Besides technical aspects, also economic aspects should be considered when comparing manual with automatic processing of GC-MS data. For routine GC-MS analysis, excluding data analysis, our laboratory charges 25 euro per sample. For this study, approximately 5 min per sample was needed for manually processing. Manual processing would then result in 20% extra costs at a labour cost of 60 euro per hour. An automatic procedure would thus result in significant cost reduction especially in case the number of target VOCs would increase, resulting in more time needed per sample.

Automatic processing would especially result in a cost reduction when large amounts of samples need to be processed, for instance when air samples from different locations within the greenhouse should be analysed. This could be achieved by the use of a multi-valve system connected to multiple tubes distributed across the greenhouse. These tubes allow transfer of air samples from distant sites to a central GC-MS. The spatial resolution in which samples are collected is then probably limited by the time needed to pre-concentrate the VOCs of interest in order to achieve the detection limits of the GC-MS.

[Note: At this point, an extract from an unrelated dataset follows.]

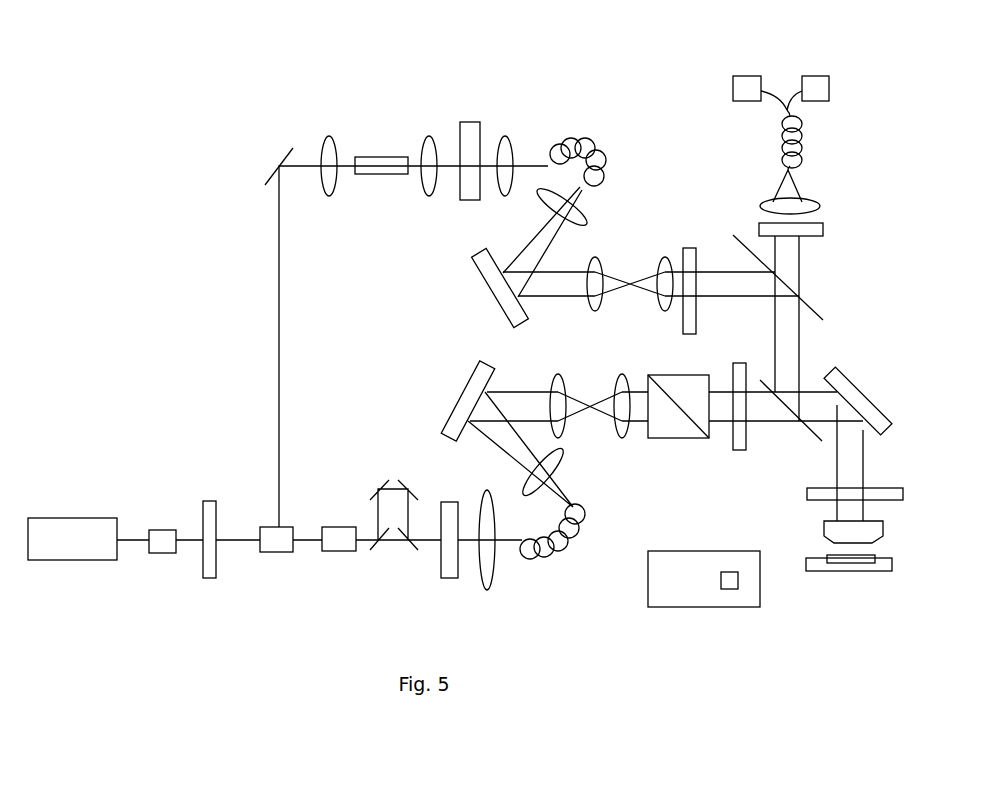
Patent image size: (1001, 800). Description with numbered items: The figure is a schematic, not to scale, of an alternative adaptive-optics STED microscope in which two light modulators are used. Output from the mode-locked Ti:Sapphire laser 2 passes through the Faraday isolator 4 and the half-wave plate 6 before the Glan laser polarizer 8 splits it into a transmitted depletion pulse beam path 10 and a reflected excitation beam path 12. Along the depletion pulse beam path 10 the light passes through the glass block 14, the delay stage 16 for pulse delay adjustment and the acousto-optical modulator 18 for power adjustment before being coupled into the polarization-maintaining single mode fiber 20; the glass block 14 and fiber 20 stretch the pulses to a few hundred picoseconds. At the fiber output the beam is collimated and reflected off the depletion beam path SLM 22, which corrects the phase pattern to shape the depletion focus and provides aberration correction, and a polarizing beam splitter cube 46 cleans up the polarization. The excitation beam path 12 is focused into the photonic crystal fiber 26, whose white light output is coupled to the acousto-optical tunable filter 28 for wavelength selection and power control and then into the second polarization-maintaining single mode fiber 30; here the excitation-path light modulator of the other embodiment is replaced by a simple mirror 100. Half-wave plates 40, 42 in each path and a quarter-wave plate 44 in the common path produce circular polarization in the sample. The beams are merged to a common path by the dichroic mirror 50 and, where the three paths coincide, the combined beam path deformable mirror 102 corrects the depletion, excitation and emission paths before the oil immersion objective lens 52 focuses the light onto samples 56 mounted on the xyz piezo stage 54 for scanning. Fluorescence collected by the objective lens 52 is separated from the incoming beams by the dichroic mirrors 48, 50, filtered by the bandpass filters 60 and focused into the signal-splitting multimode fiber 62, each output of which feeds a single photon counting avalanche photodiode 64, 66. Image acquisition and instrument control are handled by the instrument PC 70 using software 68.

Automatic data processing would reduce the costs of GC-MS application and extents its use to other agricultural applications such as quality control. Potato-tubers are among the agricultural products that could be checked for quality-loss based on the analysis of emitted VOCs [31,32]. Recently, this method was successfully applied at laboratory scale to monitor quality aspects of several other agricultural products including milk, meat, vegetables, grains, and fruits [33–36]. For such applications, automatic data processing is valuable but GC-MS instruments also need to become more robust and less expensive before they can be applied in an agricultural setting.

5. Conclusions

This research is a response to the need of automatic data processing for GC-MS-based crop health monitoring. The results of automatic processing of the experimental dataset resulted in concentrations similar to that after manual processing. These results demonstrate that GC-MS data can be automatically processed in order to accurately determine the concentrations of crop health associated VOCs in a greenhouse. When processing GC-MS data automatically, noise reduction, alignment, baseline correction and normalisation seem to be required. The automatic processing of GC-MS data would result in significant cost reduction, especially in the case where the number of target VOCs would increase, resulting in more time needed per sample.